Mais il a relevé des signes d’espoir : « La capacité de résilience des Calédoniens, l’innovation, la solidarité ». Face aux « enjeux immenses », Roch Wamytan a appelé les élus à sortir des postures politiques au nom de l’intérêt général, à s’engager pour réduire les inégalités, relancer l’économie, redonner pouvoir d’achat et confiance.

C’est le sens, a-t-il dit, des réformes structurelles et de l’effort de stabilisation des institutions engagés par la majorité. Simplement a-t-il dénoncé le processus de « stigmatisation à outrance » des minorités politiques.

« Sale boulot »

L’accord de stabilité institutionnelle 2022- 2024, signé à l’occasion de cette élection entre l’Éveil océanien de Milakulo Tukumuli et les deux groupes indépendantistes, a fait grand bruit. Il repose sur une série de réformes, de propositions pour « l’océanisation de la politique institutionnelle », mais aussi sur une répartition des présidences, des collaborateurs et des frais de représentation supplémentaires.

L’Éveil océanien a expliqué avoir fait le choix de la stabilité, de coéquipiers « solides », partageant des valeurs de respect et de considération de « partenaires à partenaires» pour mettre en œuvre les réformes qui s’imposent et qui sont notamment demandées par l’État.
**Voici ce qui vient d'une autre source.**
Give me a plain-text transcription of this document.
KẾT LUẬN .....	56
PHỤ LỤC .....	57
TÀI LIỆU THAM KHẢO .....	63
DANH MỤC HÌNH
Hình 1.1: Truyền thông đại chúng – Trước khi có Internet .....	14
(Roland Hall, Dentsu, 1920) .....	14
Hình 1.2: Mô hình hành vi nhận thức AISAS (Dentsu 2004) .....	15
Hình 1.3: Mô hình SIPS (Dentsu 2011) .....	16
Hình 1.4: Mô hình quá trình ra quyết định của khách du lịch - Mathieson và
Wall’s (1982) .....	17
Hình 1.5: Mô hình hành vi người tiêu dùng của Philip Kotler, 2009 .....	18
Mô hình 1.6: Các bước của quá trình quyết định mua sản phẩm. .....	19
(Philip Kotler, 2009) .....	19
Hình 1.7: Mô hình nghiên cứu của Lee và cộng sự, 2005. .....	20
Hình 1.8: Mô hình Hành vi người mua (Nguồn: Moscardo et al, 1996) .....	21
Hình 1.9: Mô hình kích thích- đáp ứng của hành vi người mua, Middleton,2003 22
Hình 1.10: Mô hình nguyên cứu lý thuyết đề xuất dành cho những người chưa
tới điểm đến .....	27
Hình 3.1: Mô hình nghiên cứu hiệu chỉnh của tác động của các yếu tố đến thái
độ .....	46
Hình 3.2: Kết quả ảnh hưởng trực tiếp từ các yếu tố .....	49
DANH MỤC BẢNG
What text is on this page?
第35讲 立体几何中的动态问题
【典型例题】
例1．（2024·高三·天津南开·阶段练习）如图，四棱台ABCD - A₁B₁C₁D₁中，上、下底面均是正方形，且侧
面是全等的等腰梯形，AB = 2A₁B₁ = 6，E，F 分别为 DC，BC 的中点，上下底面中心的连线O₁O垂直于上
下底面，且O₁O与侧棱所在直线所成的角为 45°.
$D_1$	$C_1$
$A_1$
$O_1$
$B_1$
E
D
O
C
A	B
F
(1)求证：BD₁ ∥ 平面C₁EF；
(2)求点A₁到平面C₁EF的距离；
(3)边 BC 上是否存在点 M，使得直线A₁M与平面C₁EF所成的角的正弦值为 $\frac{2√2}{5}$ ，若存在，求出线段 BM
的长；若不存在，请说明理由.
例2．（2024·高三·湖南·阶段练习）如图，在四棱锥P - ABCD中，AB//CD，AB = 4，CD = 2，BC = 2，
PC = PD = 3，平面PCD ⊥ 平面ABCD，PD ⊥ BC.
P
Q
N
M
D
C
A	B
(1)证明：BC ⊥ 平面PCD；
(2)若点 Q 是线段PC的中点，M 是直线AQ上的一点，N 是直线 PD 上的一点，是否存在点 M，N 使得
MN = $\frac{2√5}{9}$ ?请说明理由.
Renvoyant les non-indépendantistes à leur mauvais esprit collaboratif à la province Sud, leur instabilité chronique, le manque de courage politique du 16e gouvernement.

Le parti n’a pas apprécié leurs commentaires acérés sur les « marchandages ». Il juge que c’est : « l’hôpital qui se fout de la charité » avec le cumul des mandats de la secrétaire d’État, « dont le collaborateur est aussi un élu » ou encore les « soupçons d’affaires » de « prises illégales d’intérêt, achat de voix, emplois fictifs » dans ce camp. Mais s’ils gesticulent, la situation est plutôt une « aubaine » pour eux, jugent-ils. « Ils laissent à la majorité que nous formons, faire ce qu’ils considèrent comme le sale boulot » pour pouvoir un jour en « récolter les fruits ».

Opposition

Lors d’une conférence de presse, Christopher Gyges a expliqué qu’ils avaient fait des propositions d’un autre ordre, de programme. Nicolas Metzdorf a jugé que l’Éveil océanien se stabilisait dans le camp indépendantiste. Gil Brial a évoqué un « déni de démocratie », problème de représentativité qu’il « faudra changer » avec la fin de l’Accord. Mais au moins ont-ils pu se réjouir de l’unité affichée lors de cette échéance, très prometteuse pour la suite : la venue de Jean-François Carenco ou le prochain Comité des signataires.

Sur les grandes questions : « Il y a un seul chemin possible », a dit Gil Brial, et pas de place pour des questions d’héritage politique ou autres considérations. Reste à savoir comment influer dans nos institutions. Philippe Michel s’est inquiété de « l’absence d’espaces de discussion » avec ces « majorités d’appareils ». Selon Gil Brial, Les Loyalistes, dont les propositions ne sont pas prises en compte, devront quelque part se retrancher là où ils peuvent influer, c’est-à-dire en province Sud.

L’Avenir en confiance, dont l’absence a été remarquée à cette conférence de presse, a plutôt insisté sur les « spécificités » de chacun qui peuvent s’exprimer sur les votes. Il a par ailleurs pris acte de la décision de l’Éveil océanien sans pour autant les tacler. « Il va falloir travailler avec ces alliances » a glissé Alcide Ponga, prônant une opposition constructive.

Chloé Maingourd

Photo : Roch Wamytan a eu des paroles moins dures qu’à l’accoutumée insistant sur la nécessité de « sauvegarder la cohésion et la paix ». / C.M.